- Tepesuyu Location within Turkey
- Coordinates: 41°04′52″N 42°44′26″E﻿ / ﻿41.08111°N 42.74056°E
- Country: Turkey
- Province: Ardahan
- District: Ardahan
- Population (2021): 219
- Time zone: UTC+3 (TRT)

= Tepesuyu, Ardahan =

Tepesuyu is a village in the Ardahan District, Ardahan Province, Turkey. Its population is 219 (2021).

The former name of Tepesuyu is Gurjibeg. In Persian and Turkish languages, ‘Gurji’ is the name given to Georgians. Georgian journalist and researcher Konstantine Martvileli wrote that this place name is related to the Georgian word aznauri, translated as ‘beg’ in Turkish. Indeed, this settlement is recorded as "Gurji Beg" (كورجی بك) in the Ottoman land-survey register (mufassal defter) of 1595. It is thought that this name originated because the owner of the village's land was Georgian. This place name also appears as "Gurji Beg" (كورجی بك) in the Ottoman village list dated 1928.

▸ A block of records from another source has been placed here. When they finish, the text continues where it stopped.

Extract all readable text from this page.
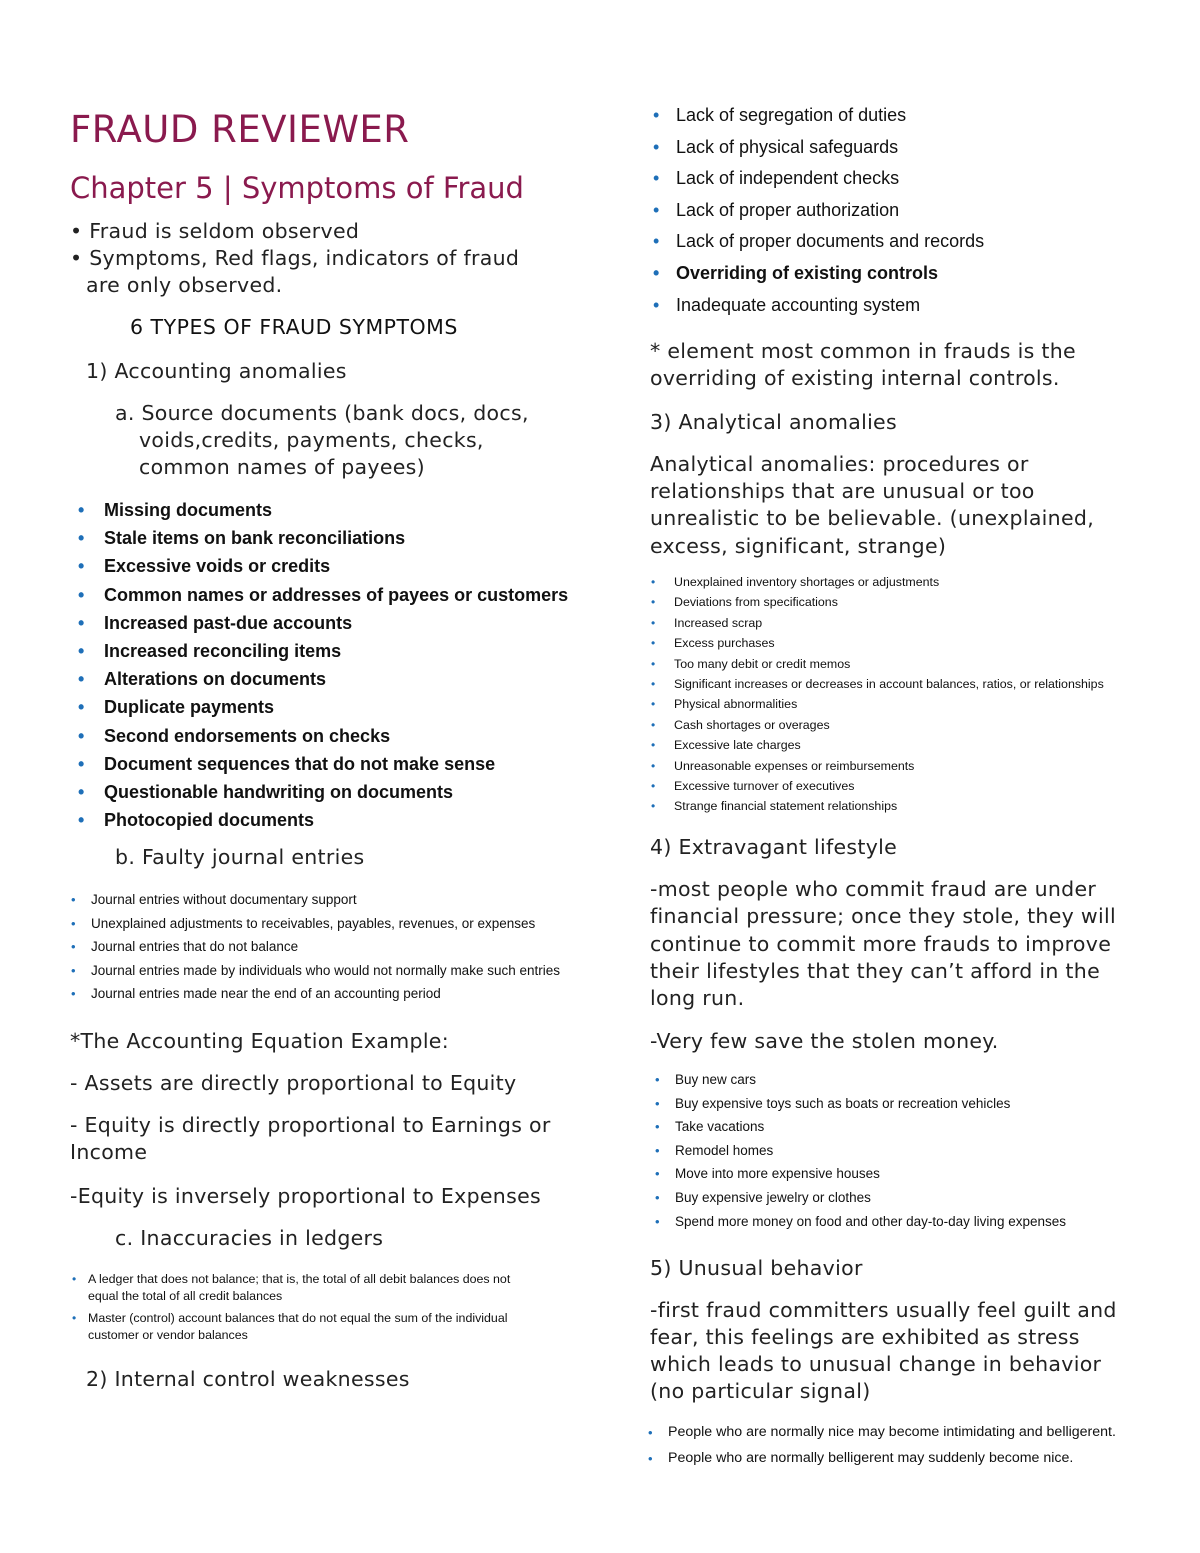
FRAUD REVIEWER
Chapter 5 | Symptoms of Fraud
• Fraud is seldom observed
• Symptoms, Red flags, indicators of fraud
are only observed.
6 TYPES OF FRAUD SYMPTOMS
1) Accounting anomalies
a. Source documents (bank docs, docs,
voids,credits, payments, checks,
common names of payees)
• Missing documents
• Stale items on bank reconciliations
• Excessive voids or credits
• Common names or addresses of payees or customers
• Increased past-due accounts
• Increased reconciling items
• Alterations on documents
• Duplicate payments
• Second endorsements on checks
• Document sequences that do not make sense
• Questionable handwriting on documents
• Photocopied documents
b. Faulty journal entries
• Journal entries without documentary support
• Unexplained adjustments to receivables, payables, revenues, or expenses
• Journal entries that do not balance
• Journal entries made by individuals who would not normally make such entries
• Journal entries made near the end of an accounting period
*The Accounting Equation Example:
- Assets are directly proportional to Equity
- Equity is directly proportional to Earnings or
Income
-Equity is inversely proportional to Expenses
c. Inaccuracies in ledgers
• A ledger that does not balance; that is, the total of all debit balances does not
equal the total of all credit balances
• Master (control) account balances that do not equal the sum of the individual
customer or vendor balances
2) Internal control weaknesses
• Lack of segregation of duties
• Lack of physical safeguards
• Lack of independent checks
• Lack of proper authorization
• Lack of proper documents and records
• Overriding of existing controls
• Inadequate accounting system
* element most common in frauds is the
overriding of existing internal controls.
3) Analytical anomalies
Analytical anomalies: procedures or
relationships that are unusual or too
unrealistic to be believable. (unexplained,
excess, significant, strange)
• Unexplained inventory shortages or adjustments
• Deviations from specifications
• Increased scrap
• Excess purchases
• Too many debit or credit memos
• Significant increases or decreases in account balances, ratios, or relationships
• Physical abnormalities
• Cash shortages or overages
• Excessive late charges
• Unreasonable expenses or reimbursements
• Excessive turnover of executives
• Strange financial statement relationships
4) Extravagant lifestyle
-most people who commit fraud are under
financial pressure; once they stole, they will
continue to commit more frauds to improve
their lifestyles that they can’t afford in the
long run.
-Very few save the stolen money.
• Buy new cars
• Buy expensive toys such as boats or recreation vehicles
• Take vacations
• Remodel homes
• Move into more expensive houses
• Buy expensive jewelry or clothes
• Spend more money on food and other day-to-day living expenses
5) Unusual behavior
-first fraud committers usually feel guilt and
fear, this feelings are exhibited as stress
which leads to unusual change in behavior
(no particular signal)
• People who are normally nice may become intimidating and belligerent.
• People who are normally belligerent may suddenly become nice.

Remains of the Gurji Beg Church and various other structures have been identified in the village of Tepesuyu. The remains of the village church are located in Nakomlari, southeast of the village centre. Nakomlari (ნაკომლარი) is derived from the Georgian word ‘komli’ (კომლი), meaning ‘abandoned settlement’ in the Georgian language. It is believed that Nakomlari is the village recorded by the Ottomans in 1595 under the name ‘Küçük Gurci Beg’ (Turkish: كوچك كورجی بك).